Marine Drill Instructors - those who scare the living shit out of me....


----------



## JohnnyBoyUSMC (Feb 6, 2012)

lol! try having three in your face for three months on end! still can't smell hand sanitizer or look at flip flops without hearing a DI yelling in the back of my head. tip for those that might not know: wanna spot a poser claiming to be a Marine? ask him for his boot camp plt number and DI's, he can't remember he's a FUCKING LIAR. Never met a Marine that didn't remember his plt. number and all his DI's names.

For the record mine was 2nd BN, Fox Co, plt.2001 with Senior Drill Instructor Ssgt. Wright, and Drill Instructors Ssgt. Zamora and Sgt. Tucker, PAIN IS LOVE!


----------



## Chopstick (Feb 6, 2012)

My son had 3 DIs.  I met them all at graduation.  2 of them were really nice...the other 2 scared the living hell out of me..and that was in just a brief meeting.  Cant imagine 13 weeks with them.


----------



## CDG (Feb 6, 2012)

Chopstick said:


> My *son had 3 DIs*. I met them all at graduation.* 2 of them* were really nice...*the other 2* scared the living hell out of me


 
Not so much with the math I see.


----------



## Chopstick (Feb 6, 2012)

Pffft..whoops..4.  That should have been 4.  There was the SDI Patino, Ssgt Sebkhana(sp),Sgt Hollowell and Sgt Brown.  Hollowell and Brown were the scary ones!


----------



## fox1371 (Feb 7, 2012)

2nd BN, Golf Co., Plt 2048, Sgt McFadden, Sgt Pirtle, and Sgt Rodriquez.  Hahaha.  They definitely made my life interesting for a little while.


----------



## Chopstick (Feb 7, 2012)

LOL D, Ill bet!  My son is FB friends with 2 of his DIs, which cracks me up.  ;)


----------



## SgtUSMC8541 (Feb 7, 2012)

3rd BN, India Co, 3078 Plt, SSGT Rooks, Sgt Taylor, Sgt Schwensen, Sgt Anderson.  Schwensen was a short Recon muscle.


----------



## 0699 (Feb 7, 2012)

Chopstick said:


> LOL D, Ill bet! *My son is FB friends with 2 of his DIs*, which cracks me up. ;)


 
I respected the hell out of my DIs (SSgt Louder & Sgt Salinas), but I had/have zero interest in seeing them again. Too many bad memories. I did run into SSgt Louder at the CP PX 1988-89 timeframe. I kept it as polite as possible and bailed ASAP. Must be a kinder & gentler boot camp than I remember... 

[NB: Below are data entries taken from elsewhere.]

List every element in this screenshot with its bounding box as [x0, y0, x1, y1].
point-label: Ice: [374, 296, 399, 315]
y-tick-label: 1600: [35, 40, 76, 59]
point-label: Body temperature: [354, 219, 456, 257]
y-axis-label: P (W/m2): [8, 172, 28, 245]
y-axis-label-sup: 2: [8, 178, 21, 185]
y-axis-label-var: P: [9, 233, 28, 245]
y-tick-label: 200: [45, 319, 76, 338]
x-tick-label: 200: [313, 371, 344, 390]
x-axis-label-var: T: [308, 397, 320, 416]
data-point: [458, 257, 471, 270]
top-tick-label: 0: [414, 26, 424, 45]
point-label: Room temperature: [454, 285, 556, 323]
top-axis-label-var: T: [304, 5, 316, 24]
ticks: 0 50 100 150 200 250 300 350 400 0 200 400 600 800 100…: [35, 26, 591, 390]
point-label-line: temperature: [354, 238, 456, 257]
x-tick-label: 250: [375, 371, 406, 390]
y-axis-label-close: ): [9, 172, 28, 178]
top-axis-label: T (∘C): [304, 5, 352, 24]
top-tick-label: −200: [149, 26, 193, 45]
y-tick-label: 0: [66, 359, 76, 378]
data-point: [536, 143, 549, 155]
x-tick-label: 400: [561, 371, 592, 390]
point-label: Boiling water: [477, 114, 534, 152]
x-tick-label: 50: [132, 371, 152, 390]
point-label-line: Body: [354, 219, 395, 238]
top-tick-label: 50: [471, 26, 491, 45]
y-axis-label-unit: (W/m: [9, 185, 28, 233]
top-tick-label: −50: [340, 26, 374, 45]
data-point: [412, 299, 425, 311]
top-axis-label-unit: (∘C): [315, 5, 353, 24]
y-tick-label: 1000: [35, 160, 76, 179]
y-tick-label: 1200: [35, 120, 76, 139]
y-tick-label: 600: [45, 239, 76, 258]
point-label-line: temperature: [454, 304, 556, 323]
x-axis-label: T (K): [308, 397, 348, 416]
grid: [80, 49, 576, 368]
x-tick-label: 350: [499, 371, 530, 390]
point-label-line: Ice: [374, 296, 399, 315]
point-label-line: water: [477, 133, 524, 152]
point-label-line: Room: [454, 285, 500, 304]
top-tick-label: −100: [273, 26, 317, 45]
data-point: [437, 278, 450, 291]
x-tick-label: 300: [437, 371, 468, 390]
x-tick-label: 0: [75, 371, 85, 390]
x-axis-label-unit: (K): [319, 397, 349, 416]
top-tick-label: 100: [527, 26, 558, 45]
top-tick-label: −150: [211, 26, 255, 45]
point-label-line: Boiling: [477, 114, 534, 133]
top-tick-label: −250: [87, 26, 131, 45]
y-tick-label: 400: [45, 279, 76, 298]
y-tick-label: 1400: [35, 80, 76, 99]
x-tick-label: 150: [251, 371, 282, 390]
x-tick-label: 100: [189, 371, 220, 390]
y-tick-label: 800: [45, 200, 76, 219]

What, no other 1st Bn Marines here?!?  Platoon 1088, graduated 14 November 1985. Back before all graduations were on Fridays.

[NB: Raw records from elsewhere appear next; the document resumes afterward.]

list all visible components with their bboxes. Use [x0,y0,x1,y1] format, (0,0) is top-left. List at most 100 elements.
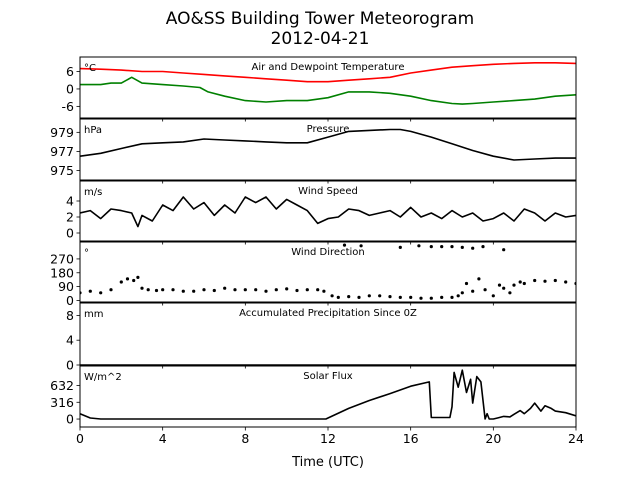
y-tick-label: 0 [66,226,74,241]
data-point [553,278,557,283]
data-point [336,295,340,299]
series-line-temperature-1 [80,76,576,105]
panel-precipitation: 0 4 8 mm Accumulated Precipitation Since 0Z [66,302,577,373]
data-point [212,288,216,293]
data-point [491,294,495,298]
data-point [347,295,351,299]
series-line-temperature-0 [80,62,576,83]
data-point [233,288,237,292]
data-point [181,289,185,293]
y-tick-label: 0 [66,81,74,96]
panel-title: Wind Speed [298,186,358,197]
data-point [359,244,363,248]
series-line-solar-0 [80,369,576,420]
data-point [305,288,309,292]
series-wind_direction-0 [80,243,576,300]
data-point [522,281,526,286]
data-point [471,289,475,293]
data-point [125,277,130,281]
data-point [295,288,299,293]
data-point [502,248,506,252]
data-point [192,289,196,293]
x-tick-label: 12 [320,431,336,446]
data-point [154,288,159,293]
data-point [378,294,382,298]
data-point [254,288,258,292]
panel-title: Air and Dewpoint Temperature [252,62,405,73]
y-tick-label: 0 [66,412,74,427]
y-tick-label: 2 [66,210,74,225]
data-point [481,245,485,249]
data-point [533,278,537,283]
x-tick-label: 0 [76,431,84,446]
data-point [460,291,464,295]
data-point [429,296,433,300]
data-point [564,280,568,284]
y-tick-label: 270 [50,251,74,266]
panel-wind_speed: 024 m/s Wind Speed [66,180,577,245]
data-point [483,288,487,292]
y-tick-label: 316 [50,395,74,410]
panel-title: Accumulated Precipitation Since 0Z [239,308,417,319]
y-tick-label: 0 [66,293,74,308]
y-tick-label: -6 [62,99,75,114]
x-tick-label: 8 [241,431,249,446]
data-point [243,288,247,292]
data-point [357,295,361,299]
y-tick-label: 0 [66,358,74,373]
y-tick-label: 90 [58,279,74,294]
panel-title: Pressure [307,124,350,135]
data-point [477,277,481,281]
data-point [223,286,227,290]
y-tick-label: 8 [66,308,74,323]
data-point [316,288,320,292]
data-point [322,289,326,293]
data-point [140,286,144,290]
data-point [274,288,278,292]
data-point [543,279,547,283]
data-point [512,283,516,287]
data-point [161,288,165,292]
data-point [367,294,371,298]
y-tick-label: 632 [50,378,74,393]
panel-title: Solar Flux [303,371,353,382]
data-point [456,294,460,298]
series-line-pressure-0 [80,128,576,161]
x-tick-label: 24 [568,431,584,446]
data-point [440,245,444,249]
panel-unit-label: m/s [84,187,102,198]
data-point [88,289,92,293]
x-tick-label: 16 [403,431,419,446]
data-point [264,289,268,293]
y-tick-label: 180 [50,265,74,280]
data-point [409,295,413,299]
data-point [460,245,464,249]
y-tick-label: 4 [66,194,74,209]
x-tick-label: 20 [485,431,501,446]
data-point [342,243,347,247]
data-point [132,278,136,283]
panel-unit-label: hPa [84,125,102,136]
chart-subtitle: 2012-04-21 [271,29,370,49]
data-point [518,280,522,284]
data-point [388,295,392,299]
data-point [330,294,334,298]
data-point [508,291,512,295]
data-point [440,295,444,299]
data-point [417,244,421,248]
panel-unit-label: °C [84,63,96,74]
series-line-wind_speed-0 [80,196,576,228]
y-tick-label: 977 [50,144,74,159]
data-point [398,295,402,299]
y-tick-label: 6 [66,64,74,79]
x-tick-label: 4 [159,431,167,446]
panels-group: -6 0 6 °C Air and Dewpoint Temperature 975 977… [50,56,584,446]
data-point [146,288,150,292]
panel-temperature: -6 0 6 °C Air and Dewpoint Temperature [62,56,577,122]
data-point [119,280,123,284]
panel-unit-label: W/m^2 [84,372,122,383]
data-point [136,275,140,279]
data-point [429,245,433,249]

Our barracks was one of the few recruit-accessible places from which you could see the civilian world.  From the windows on one side of the 2nd & 3rd decks, you could see a bridge off in the distance.  I remember standing there while on firewatch and seeing the headlights of the vehicles going over the bridge and wondering what they were doing in the "outside world".


----------



## JohnnyBoyUSMC (Feb 7, 2012)

0699 said:


> *I respected the hell out of my DIs (SSgt Louder & Sgt Salinas), but I had/have zero interest in seeing them again.* Too many bad memories. I did run into SSgt Louder at the CP PX 1988-89 timeframe. I kept it as polite as possible and bailed ASAP. Must be a kinder & gentler boot camp than I remember...
> 
> What, no other 1st Bn Marines here?!?  Platoon 1088, graduated 14 November 1985. Back before all graduations were on Fridays.
> 
> Our barracks was one of the few recruit-accessible places from which you could see the civilian world. From the windows on one side of the 2nd & 3rd decks, you could see a bridge off in the distance. I remember standing there while on firewatch and seeing the headlights of the vehicles going over the bridge and wondering what they were doing in the "outside world".


 
Ssgt.Zamora (Now gunny I think) never smiled but always had us laughing, was tough as hell, and taught all of us the most while being a true "I'm gonna kill you at any moment" sort of DI, he's about the only one I'd have liked to meet again. Sgt.Tucker, I'll hate him forever lol! We were his first plt as a DI so he did overkill on thrashing and less on actually teaching us to be Marines. Recall they actually sent him home for two weeks so we didn't have him during the crucible cause he kept making us late for classes and stuff since he was too busy thrashing us lol!


----------